Study ties birth size to early breast cancer
Finds that longer newborns more like to develop it
"The length and head size of a baby girl when she is born can affect the risk that
she will have breast cancer decades later, a European study indicates.
Looking through the many years of data about the more than 5,000 women born at the
Uppsala Academic Hospital in Sweden between 1915 and 1929, British researchers say
breast cancer was at least three times more likely to occur in longer babies with
bigger heads, especially if their time in the womb was short.
Girl babies weighing more than 4,000 grams (8.8 pounds) were 3.5 times more likely
to have breast cancer than those weighing less than 3,000 grams at birth, says a
report in this week's issue of the British Medical Journal by researchers at the
London School of Hygiene and Tropical Medicine. However, the increased risk was
concentrated in the longest babies with the largest heads, the report says.

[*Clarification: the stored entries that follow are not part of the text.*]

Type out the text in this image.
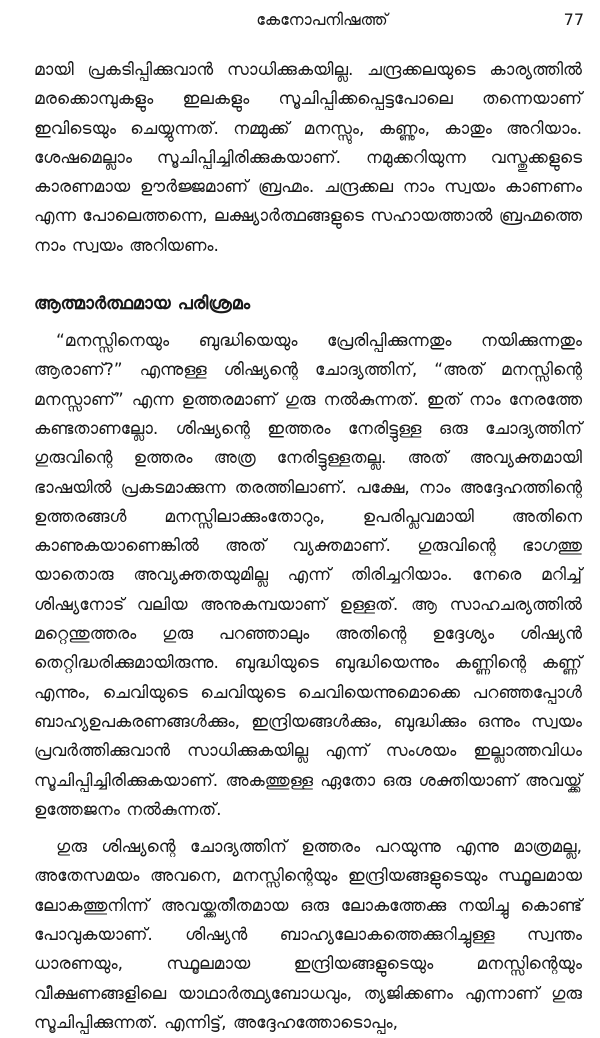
കേനോപനിഷത്ത്	77

മായി പ്രകടിപ്പിക്കുവാൻ സാധിക്കുകയില്ല. ചന്ദ്രക്കലയുടെ കാര്യത്തിൽ മരക്കൊമ്പുകളും ഇലകളും സൂചിപ്പിക്കപ്പെട്ടപോലെ തന്നെയാണ് ഇവിടെയും ചെയ്യുന്നത്. നമ്മുക്ക് മനസ്സും, കണ്ണും, കാതും അറിയാം. ശേഷമെല്ലാം സൂചിപ്പിച്ചിരിക്കുകയാണ്. നമുക്കറിയുന്ന വസ്തുക്കളുടെ കാരണമായ ഊർജ്ജമാണ് ബ്രഹ്മം. ചന്ദ്രക്കല നാം സ്വയം കാണണം എന്ന പോലെത്തന്നെ, ലക്ഷ്യാർത്ഥങ്ങളുടെ സഹായത്താൽ ബ്രഹ്മത്തെ നാം സ്വയം അറിയണം.

ആത്മാർത്ഥമായ പരിശ്രമം

“മനസ്സിനെയും ബുദ്ധിയെയും പ്രേരിപ്പിക്കുന്നതും നയിക്കുന്നതും ആരാണ്?” എന്നുള്ള ശിഷ്യന്റെ ചോദ്യത്തിന്, “അത് മനസ്സിന്റെ മനസ്സാണ്” എന്ന ഉത്തരമാണ് ഗുരു നൽകുന്നത്. ഇത് നാം നേരത്തേ കണ്ടതാണല്ലോ. ശിഷ്യന്റെ ഇത്തരം നേരിട്ടുള്ള ഒരു ചോദ്യത്തിന് ഗുരുവിന്റെ ഉത്തരം അത്ര നേരിട്ടുള്ളതല്ല. അത് അവ്യക്തമായി ഭാഷയിൽ പ്രകടമാക്കുന്ന തരത്തിലാണ്. പക്ഷേ, നാം അദ്ദേഹത്തിന്റെ ഉത്തരങ്ങൾ മനസ്സിലാക്കുംതോറും, ഉപരിപ്ലവമായി അതിനെ കാണുകയാണെങ്കിൽ അത് വ്യക്തമാണ്. ഗുരുവിന്റെ ഭാഗത്തു യാതൊരു അവ്യക്തതയുമില്ല എന്ന് തിരിച്ചറിയാം. നേരെ മറിച്ച് ശിഷ്യനോട് വലിയ അനുകമ്പയാണ് ഉള്ളത്. ആ സാഹചര്യത്തിൽ മറ്റെന്തുത്തരം ഗുരു പറഞ്ഞാലും അതിന്റെ ഉദ്ദേശ്യം ശിഷ്യൻ തെറ്റിദ്ധരിക്കുമായിരുന്നു. ബുദ്ധിയുടെ ബുദ്ധിയെന്നും കണ്ണിന്റെ കണ്ണ് എന്നും, ചെവിയുടെ ചെവിയുടെ ചെവിയെന്നുമൊക്കെ പറഞ്ഞപ്പോൾ ബാഹ്യഉപകരണങ്ങൾക്കും, ഇന്ദ്രിയങ്ങൾക്കും, ബുദ്ധിക്കും ഒന്നും സ്വയം പ്രവർത്തിക്കുവാൻ സാധിക്കുകയില്ല എന്ന് സംശയം ഇല്ലാത്തവിധം സൂചിപ്പിച്ചിരിക്കുകയാണ്. അകത്തുള്ള ഏതോ ഒരു ശക്തിയാണ് അവയ്ക്ക് ഉത്തേജനം നൽകുന്നത്.

ഗുരു ശിഷ്യന്റെ ചോദ്യത്തിന് ഉത്തരം പറയുന്നു എന്നു മാത്രമല്ല, അതേസമയം അവനെ, മനസ്സിന്റെയും ഇന്ദ്രിയങ്ങളുടെയും സ്ഥൂലമായ ലോകത്തുനിന്ന് അവയ്ക്കതീതമായ ഒരു ലോകത്തേക്കു നയിച്ചു കൊണ്ട് പോവുകയാണ്. ശിഷ്യൻ ബാഹ്യലോകത്തെക്കുറിച്ചുള്ള സ്വന്തം ധാരണയും, സ്ഥൂലമായ ഇന്ദ്രിയങ്ങളുടെയും മനസ്സിന്റെയും വീക്ഷണങ്ങളിലെ യാഥാർത്ഥ്യബോധവും, ത്യജിക്കണം എന്നാണ് ഗുരു സൂചിപ്പിക്കുന്നത്. എന്നിട്ട്, അദ്ദേഹത്തോടൊപ്പം,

And gestation time also predicted risk, the researchers say. Babies born after less
than 39 weeks in the womb were three times more likely to have breast cancer in
their adult years as babies of the same size who spent more than 41 weeks in the
womb. "Fetal growth rate, rather than size at birth alone, may be the etiological
(causal) factor," they write.
The increased risk was found only in women who had breast cancer before menopause,
they say.
How could size and length of pregnancy time affect breast cancer risk after many
years? One theory is based on the knowledge that the mammary gland starts to develop
before birth, they say. Exposure to high concentrations of growth factor might result
in development of cells that are likely to turn cancerous over the years, they say.
And the fast growth of babies who are ready for the outside world after a relatively
short pregnancy might also affect risk, they say.
Whatever the reason, "if the findings are real, large birth size would be responsible
for only a small proportion of the total number of cases of breast cancer in any
population, as the incidence in premenopausal years is low," they say. And the breast
cancer risk is balanced by the known fact that heavier babies are less likely to
develop heart disease as adults, they say.
The study is interesting but necessarily flawed, says Dr. Julia A. Smith, a clinical
assistant professor of medicine at New York University Medical Center.
"This is not the first time this has been postulated and looked at, but it is the
first time researchers have looked at this size population," she says.
And while Sweden has the best population records of any country, the database did
not include many of the important risk factors for breast cancer, such as family
history and genetics, Smith says.
While it is true that the mammary gland does begin to develop before birth, it is
unclear what role the mother's circulating estrogens play in that development, and
the study does not address that point, she says."